Pastoral ministry will give you scars.

I’ve learned this hard reality over the past few years through both personal experience and conversations with fellow Pastors. Everyone has a battle story of being mistreated by a congregation or church leadership, and they are all intensely personal. When you swirl together your family and faith, two deeply personal arenas of life, and then lob in the hand-grenade of conflict someone is bound to walk away limping.

Often it is the pastor. Their competency or commitment are questioned, and their hearts are dragged through a swamp of emotions.

I’ve had my fair share of hurts in my brief time in ministry. Some were not of my own making, but other hurts were certainly contributed to by me (although unwittingly, I think). I truly believe that people rarely ever enter a conversation with the sole intention of wounding another person. However if the ancient stories have taught us anything it is this:

Word and deed born from pain often beget pain.

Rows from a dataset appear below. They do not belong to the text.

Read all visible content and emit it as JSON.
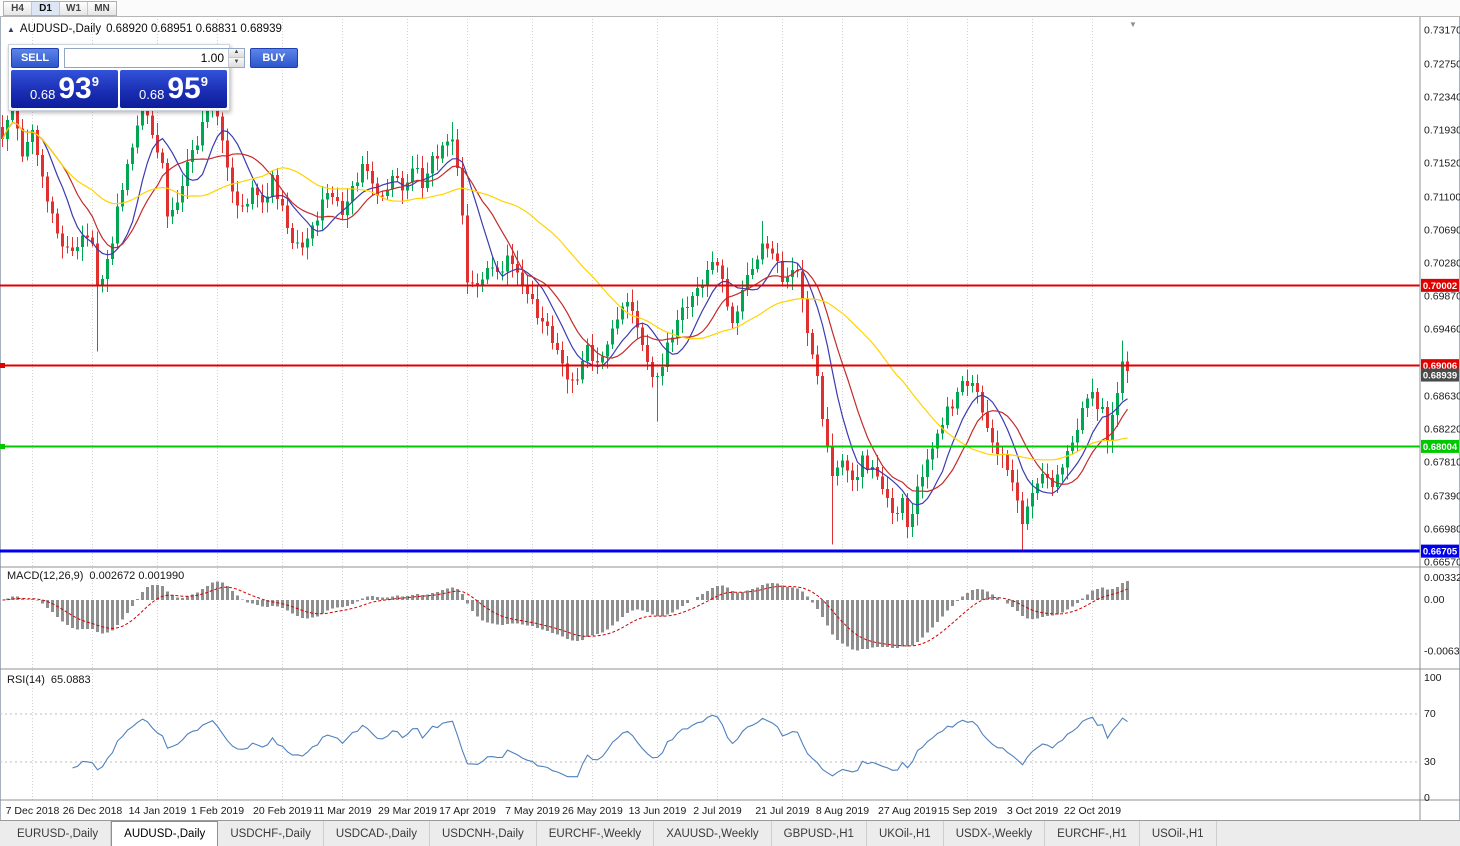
{
  "toolbar": {
    "timeframes": [
      {
        "label": "H4",
        "active": false
      },
      {
        "label": "D1",
        "active": true
      },
      {
        "label": "W1",
        "active": false
      },
      {
        "label": "MN",
        "active": false
      }
    ]
  },
  "icons": {
    "symbol_marker": "▲",
    "spinner_up": "▲",
    "spinner_down": "▼",
    "shift_marker": "▼"
  },
  "chart_header": {
    "title": "AUDUSD-,Daily",
    "ohlc": "0.68920 0.68951 0.68831 0.68939"
  },
  "trade_panel": {
    "sell_label": "SELL",
    "buy_label": "BUY",
    "volume": "1.00",
    "sell_price": {
      "prefix": "0.68",
      "big": "93",
      "sup": "9"
    },
    "buy_price": {
      "prefix": "0.68",
      "big": "95",
      "sup": "9"
    }
  },
  "macd_panel": {
    "label": "MACD(12,26,9)",
    "values": "0.002672 0.001990",
    "ticks": [
      "0.00332",
      "0.00",
      "-0.00636"
    ]
  },
  "rsi_panel": {
    "label": "RSI(14)",
    "value": "65.0883",
    "ticks": [
      "100",
      "70",
      "30",
      "0"
    ],
    "levels": [
      70,
      30
    ],
    "line_color": "#4f81bd"
  },
  "chart_data": {
    "type": "candlestick",
    "symbol": "AUDUSD",
    "timeframe": "Daily",
    "ohlc_current": {
      "open": 0.6892,
      "high": 0.68951,
      "low": 0.68831,
      "close": 0.68939
    },
    "last_close": 0.68939,
    "num_candles": 226,
    "y_axis": {
      "min": 0.6657,
      "max": 0.7317,
      "tick_step": 0.0041
    },
    "y_axis_labels": [
      "0.73170",
      "0.72750",
      "0.72340",
      "0.71930",
      "0.71520",
      "0.71100",
      "0.70690",
      "0.70280",
      "0.69870",
      "0.69460",
      "0.68630",
      "0.68220",
      "0.67810",
      "0.67390",
      "0.66980",
      "0.66570"
    ],
    "x_labels": [
      "7 Dec 2018",
      "26 Dec 2018",
      "14 Jan 2019",
      "1 Feb 2019",
      "20 Feb 2019",
      "11 Mar 2019",
      "29 Mar 2019",
      "17 Apr 2019",
      "7 May 2019",
      "26 May 2019",
      "13 Jun 2019",
      "2 Jul 2019",
      "21 Jul 2019",
      "8 Aug 2019",
      "27 Aug 2019",
      "15 Sep 2019",
      "3 Oct 2019",
      "22 Oct 2019"
    ],
    "x_label_indices": [
      6,
      18,
      31,
      43,
      56,
      68,
      81,
      93,
      106,
      118,
      131,
      143,
      156,
      168,
      181,
      193,
      206,
      218
    ],
    "close_anchors": [
      [
        0,
        0.7185
      ],
      [
        2,
        0.7215
      ],
      [
        4,
        0.716
      ],
      [
        6,
        0.7195
      ],
      [
        8,
        0.714
      ],
      [
        10,
        0.7085
      ],
      [
        12,
        0.705
      ],
      [
        14,
        0.7035
      ],
      [
        16,
        0.7062
      ],
      [
        18,
        0.7048
      ],
      [
        19,
        0.6995
      ],
      [
        20,
        0.7012
      ],
      [
        22,
        0.706
      ],
      [
        24,
        0.712
      ],
      [
        26,
        0.7178
      ],
      [
        28,
        0.7222
      ],
      [
        30,
        0.719
      ],
      [
        32,
        0.7148
      ],
      [
        33,
        0.7088
      ],
      [
        35,
        0.7112
      ],
      [
        37,
        0.715
      ],
      [
        39,
        0.7182
      ],
      [
        41,
        0.7212
      ],
      [
        42,
        0.7232
      ],
      [
        44,
        0.718
      ],
      [
        46,
        0.7112
      ],
      [
        48,
        0.7092
      ],
      [
        50,
        0.7122
      ],
      [
        52,
        0.7106
      ],
      [
        54,
        0.713
      ],
      [
        56,
        0.7092
      ],
      [
        58,
        0.7052
      ],
      [
        60,
        0.7042
      ],
      [
        62,
        0.7072
      ],
      [
        64,
        0.71
      ],
      [
        66,
        0.7112
      ],
      [
        68,
        0.7096
      ],
      [
        70,
        0.712
      ],
      [
        72,
        0.715
      ],
      [
        74,
        0.7122
      ],
      [
        76,
        0.7106
      ],
      [
        78,
        0.713
      ],
      [
        80,
        0.712
      ],
      [
        82,
        0.7146
      ],
      [
        84,
        0.713
      ],
      [
        86,
        0.7152
      ],
      [
        88,
        0.7172
      ],
      [
        90,
        0.7186
      ],
      [
        91,
        0.715
      ],
      [
        92,
        0.708
      ],
      [
        93,
        0.7012
      ],
      [
        95,
        0.7002
      ],
      [
        97,
        0.7026
      ],
      [
        99,
        0.7012
      ],
      [
        101,
        0.7036
      ],
      [
        103,
        0.7012
      ],
      [
        105,
        0.6992
      ],
      [
        107,
        0.6962
      ],
      [
        109,
        0.6946
      ],
      [
        111,
        0.6922
      ],
      [
        113,
        0.6882
      ],
      [
        115,
        0.6886
      ],
      [
        117,
        0.6922
      ],
      [
        119,
        0.6906
      ],
      [
        121,
        0.6932
      ],
      [
        123,
        0.6962
      ],
      [
        125,
        0.6986
      ],
      [
        127,
        0.6952
      ],
      [
        129,
        0.6902
      ],
      [
        131,
        0.6882
      ],
      [
        133,
        0.6922
      ],
      [
        135,
        0.6952
      ],
      [
        137,
        0.6982
      ],
      [
        139,
        0.6996
      ],
      [
        141,
        0.7022
      ],
      [
        142,
        0.7036
      ],
      [
        144,
        0.7002
      ],
      [
        146,
        0.6952
      ],
      [
        148,
        0.6986
      ],
      [
        150,
        0.7022
      ],
      [
        152,
        0.7058
      ],
      [
        154,
        0.7042
      ],
      [
        156,
        0.7012
      ],
      [
        158,
        0.7026
      ],
      [
        160,
        0.6992
      ],
      [
        161,
        0.6942
      ],
      [
        163,
        0.6882
      ],
      [
        165,
        0.6802
      ],
      [
        166,
        0.6762
      ],
      [
        168,
        0.6776
      ],
      [
        170,
        0.6752
      ],
      [
        172,
        0.6786
      ],
      [
        174,
        0.6772
      ],
      [
        176,
        0.6746
      ],
      [
        178,
        0.6716
      ],
      [
        180,
        0.6732
      ],
      [
        181,
        0.6702
      ],
      [
        183,
        0.6742
      ],
      [
        185,
        0.6782
      ],
      [
        187,
        0.6812
      ],
      [
        189,
        0.6842
      ],
      [
        191,
        0.6866
      ],
      [
        193,
        0.6882
      ],
      [
        195,
        0.6862
      ],
      [
        197,
        0.6832
      ],
      [
        199,
        0.6792
      ],
      [
        201,
        0.6772
      ],
      [
        203,
        0.6732
      ],
      [
        204,
        0.6712
      ],
      [
        206,
        0.6742
      ],
      [
        208,
        0.6762
      ],
      [
        210,
        0.6752
      ],
      [
        212,
        0.6776
      ],
      [
        214,
        0.6802
      ],
      [
        216,
        0.6842
      ],
      [
        218,
        0.6866
      ],
      [
        220,
        0.6842
      ],
      [
        221,
        0.6816
      ],
      [
        223,
        0.6862
      ],
      [
        224,
        0.6906
      ],
      [
        225,
        0.68939
      ]
    ],
    "wick_lows": {
      "19": 0.6918,
      "113": 0.6866,
      "131": 0.6831,
      "166": 0.6679,
      "181": 0.6687,
      "204": 0.6672
    },
    "wick_highs": {
      "28": 0.7248,
      "42": 0.7252,
      "90": 0.7203,
      "152": 0.708,
      "224": 0.6932
    },
    "hlines": [
      {
        "price": 0.70002,
        "label": "0.70002",
        "color": "#e00000",
        "width": 2,
        "marker": false
      },
      {
        "price": 0.69006,
        "label": "0.69006",
        "color": "#e00000",
        "width": 2,
        "marker": true
      },
      {
        "price": 0.68004,
        "label": "0.68004",
        "color": "#00c800",
        "width": 2,
        "marker": true
      },
      {
        "price": 0.66705,
        "label": "0.66705",
        "color": "#0000ee",
        "width": 3,
        "marker": false
      }
    ],
    "current_price_tag": {
      "price": 0.68939,
      "label": "0.68939",
      "color": "#4a4a4a"
    },
    "moving_averages": [
      {
        "period": 8,
        "color": "#3b3bb0"
      },
      {
        "period": 13,
        "color": "#c42b2b"
      },
      {
        "period": 34,
        "color": "#ffd400"
      }
    ],
    "colors": {
      "up": "#00a651",
      "down": "#e03030",
      "grid": "#d2d2d2",
      "macd_hist": "#8f8f8f",
      "macd_signal": "#d00000"
    }
  },
  "tabs": [
    {
      "label": "EURUSD-,Daily",
      "active": false
    },
    {
      "label": "AUDUSD-,Daily",
      "active": true
    },
    {
      "label": "USDCHF-,Daily",
      "active": false
    },
    {
      "label": "USDCAD-,Daily",
      "active": false
    },
    {
      "label": "USDCNH-,Daily",
      "active": false
    },
    {
      "label": "EURCHF-,Weekly",
      "active": false
    },
    {
      "label": "XAUUSD-,Weekly",
      "active": false
    },
    {
      "label": "GBPUSD-,H1",
      "active": false
    },
    {
      "label": "UKOil-,H1",
      "active": false
    },
    {
      "label": "USDX-,Weekly",
      "active": false
    },
    {
      "label": "EURCHF-,H1",
      "active": false
    },
    {
      "label": "USOil-,H1",
      "active": false
    }
  ]
}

As I’ve continued to reflect on the past 15 months of my current adventure in ministry I am beginning to rediscover old scars. Every scar begs a question that tells a story. “I fell out of tree” or “I got hit by a rock” or “My brother hit me with a softball”. Sometimes, however, the scars we collect cause us to ask the wrong question and tell the wrong story.

Am I scheduling enough events for the teens?

Is our weekly Youth Group attendance acceptable to the Church Board?

Am I responding the requests of parents quickly enough?

Am I doing enough…?

 

The downward spiral of self-doubt can be steep. The hunger to win approval can be overwhelming. The festering anxiety of closed-door criticism can be exhausting. The uncertainty and doubt of someones motivation behind a “simple” question can be exasperating. I run the risk of allowing the scars I bear to tell my story the wrong way. More events? More fundraisers? More social gatherings? More games? Yes. Yes. Yes!

Stop.

Somewhere buried beneath all of these questions, hidden behind the scars, is the real question telling the real story:

 

What are we doing to help students become whole-hearted followers of Jesus?

 

This is the question that I am called to help our local gathering of believers to answer. This is the story I seem to so easily forget. This is the question that should nag at me. This is the story I should be talking about with my Leadership Team. This is the story.

 

But he was pierced for our transgressions;
    he was crushed for our iniquities;
upon him was the chastisement that brought us peace,
    and with his wounds we are healed.”

Jesus bears scars that tell the story of his ferocious love for us. May he give us the courage to set our face towards Him as He tells our story.